Background: The most common type of dementia, Alzheimer's disease (AD), is marked by the formation of extracellular amyloid beta (Aβ) plaques. The impairments of axons and synapses appear in the process of Aβ plaques formation, and this damage could cause neurodegeneration. We previously reported that non-saponin fraction with rich polysaccharide (NFP) from Korean Red Ginseng (KRG) showed neuroprotective effects in AD. However, precise molecular mechanism of the therapeutic effects of NFP from KRG in AD still remains elusive.
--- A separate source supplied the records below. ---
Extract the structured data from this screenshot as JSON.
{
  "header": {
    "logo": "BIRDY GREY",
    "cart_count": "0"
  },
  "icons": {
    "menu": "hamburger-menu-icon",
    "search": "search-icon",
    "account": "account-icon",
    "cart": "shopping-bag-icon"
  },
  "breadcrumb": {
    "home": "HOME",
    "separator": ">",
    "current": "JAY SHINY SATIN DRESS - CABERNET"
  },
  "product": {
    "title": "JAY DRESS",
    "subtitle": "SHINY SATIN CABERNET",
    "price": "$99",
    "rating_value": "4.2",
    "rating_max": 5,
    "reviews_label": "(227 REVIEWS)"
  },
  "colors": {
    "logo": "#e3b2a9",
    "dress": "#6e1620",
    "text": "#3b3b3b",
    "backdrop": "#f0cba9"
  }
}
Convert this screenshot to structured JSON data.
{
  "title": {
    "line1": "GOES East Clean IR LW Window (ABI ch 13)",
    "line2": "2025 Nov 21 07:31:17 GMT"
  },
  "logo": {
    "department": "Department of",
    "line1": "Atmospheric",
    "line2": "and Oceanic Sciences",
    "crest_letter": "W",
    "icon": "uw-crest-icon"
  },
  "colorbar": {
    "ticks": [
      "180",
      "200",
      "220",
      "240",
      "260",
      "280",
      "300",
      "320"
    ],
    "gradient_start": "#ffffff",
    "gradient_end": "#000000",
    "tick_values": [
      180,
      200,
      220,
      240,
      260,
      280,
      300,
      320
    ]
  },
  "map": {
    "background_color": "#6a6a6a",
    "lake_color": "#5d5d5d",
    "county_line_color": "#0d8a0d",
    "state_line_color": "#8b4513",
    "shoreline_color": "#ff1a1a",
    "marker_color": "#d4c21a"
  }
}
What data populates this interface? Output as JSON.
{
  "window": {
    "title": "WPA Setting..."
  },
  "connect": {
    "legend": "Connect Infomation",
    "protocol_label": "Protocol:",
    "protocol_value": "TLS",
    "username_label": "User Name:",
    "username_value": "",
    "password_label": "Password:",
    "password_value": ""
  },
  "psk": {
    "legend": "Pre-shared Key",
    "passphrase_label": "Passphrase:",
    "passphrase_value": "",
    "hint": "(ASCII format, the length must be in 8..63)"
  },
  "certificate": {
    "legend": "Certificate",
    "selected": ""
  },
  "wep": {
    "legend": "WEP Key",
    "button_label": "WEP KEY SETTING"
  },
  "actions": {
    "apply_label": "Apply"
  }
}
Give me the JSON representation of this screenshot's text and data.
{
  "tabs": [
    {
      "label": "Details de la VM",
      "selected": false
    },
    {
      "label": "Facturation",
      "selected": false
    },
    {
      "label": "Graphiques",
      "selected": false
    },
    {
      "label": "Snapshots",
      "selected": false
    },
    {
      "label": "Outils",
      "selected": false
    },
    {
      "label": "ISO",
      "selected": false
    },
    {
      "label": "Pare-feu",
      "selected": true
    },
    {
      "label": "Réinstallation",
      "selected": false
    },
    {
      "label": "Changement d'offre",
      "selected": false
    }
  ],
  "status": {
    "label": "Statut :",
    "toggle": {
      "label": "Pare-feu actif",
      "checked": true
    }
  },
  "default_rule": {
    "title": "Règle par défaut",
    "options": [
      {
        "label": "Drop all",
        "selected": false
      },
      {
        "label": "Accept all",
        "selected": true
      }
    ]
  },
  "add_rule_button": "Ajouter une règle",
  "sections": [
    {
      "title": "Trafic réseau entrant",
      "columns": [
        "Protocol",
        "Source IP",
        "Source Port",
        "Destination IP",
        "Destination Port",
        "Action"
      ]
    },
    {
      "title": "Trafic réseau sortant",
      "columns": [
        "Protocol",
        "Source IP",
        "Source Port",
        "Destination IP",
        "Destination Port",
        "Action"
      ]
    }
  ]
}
Methods: To investigate the therapeutic mechanisms of NFP from KRG on AD, we conducted proteomic analysis for frontal cortex from vehicle-treated wild-type, vehicle-treated 5XFAD mice, and NFP-treated 5XFAD mice by using nano-LC-ESI-MS/MS. Metabolic network analysis was additionally performed as the effects of NFP appeared to be associated with metabolism according to the proteome analysis. Results: Starting from 5,470 proteins, 2,636 proteins were selected for hierarchical clustering analysis, and finally 111 proteins were further selected for protein-protein interaction network analysis. A series of these analyses revealed that proteins associated with synapse and mitochondria might be linked to the therapeutic mechanism of NFP. Subsequent metabolic network analysis via genome-scale metabolic models that represent the three mouse groups showed that there were significant changes in metabolic fluxes of mitochondrial carnitine shuttle pathway and mitochondrial beta-oxidation of polyunsaturated fatty acids. Conclusion: Our results suggested that the therapeutic effects of NFP on AD were associated with synaptic- and mitochondrial-related pathways, and they provided targets for further rigorous studies on precise understanding of the molecular mechanism of NFP.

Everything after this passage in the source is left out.